Here are three specific points that must already be absorbed to inform the debate on the post-coronavirus future.

First, systems of government have failed. We need a far more effective, flexible and imaginative government machine. We almost certainly also need to take the provision of at least some essential public services out of the hands of privatised businesses. The inquiry that must come will have to look into all this. It will also have to examine how politicians made their decisions. But only the electorate can learn that bombastic demagogues make bad leaders in real crises.

Second, we have to reckon with the painful fact that this crisis has hit the most vulnerable hardest, making even clearer how divided our society has become. Excellent recent reports — one on inequality from the Institute for Fiscal Studies, and another on the low paid from the Resolution Foundation — make this obvious. Our society has simply become far too segmented into the secure and the insecure, the safe and the vulnerable. This needs to change.

Third, we need to consider who will pay for the vast surge in government borrowing that was and remains so essential. Huge structural fiscal deficits cannot continue indefinitely. The exceptional programmes that have rightly been launched will in due course be wound down.

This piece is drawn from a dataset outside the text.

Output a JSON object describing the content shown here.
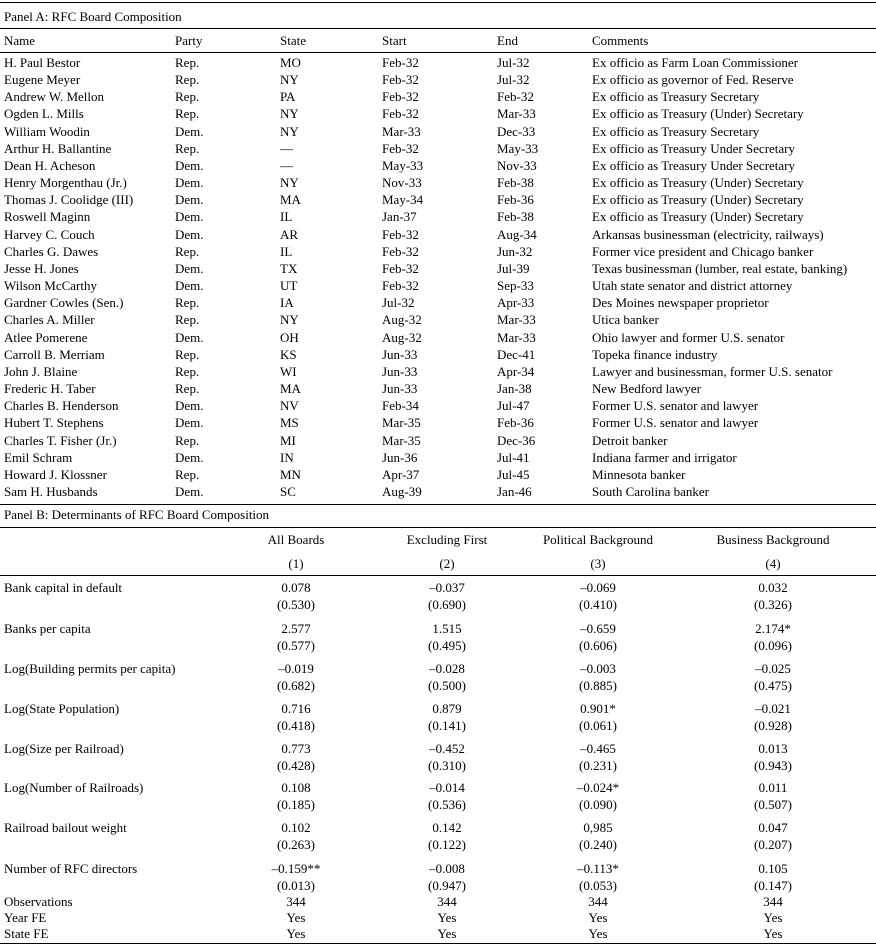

But a residue will surely remain for a long time. Fiscal revenue is also likely to remain depressed. After 2010, the public finances were adjusted almost entirely by cutting spending. That must not happen again this time. The better off will surely end up paying somewhat higher taxes.

Many other issues lie ahead. Is “global Britain” anything but a fantasy in today’s deglobalising world? What is going to happen with Brexit? Do we have any idea how to accelerate the dismal rate of growth of productivity? But the points raised above — the failure of government, the worsened plight of the vulnerable and how to pay for Covid-19 — are obvious legacies of this crisis. If the UK does not learn and change now, when will it do so?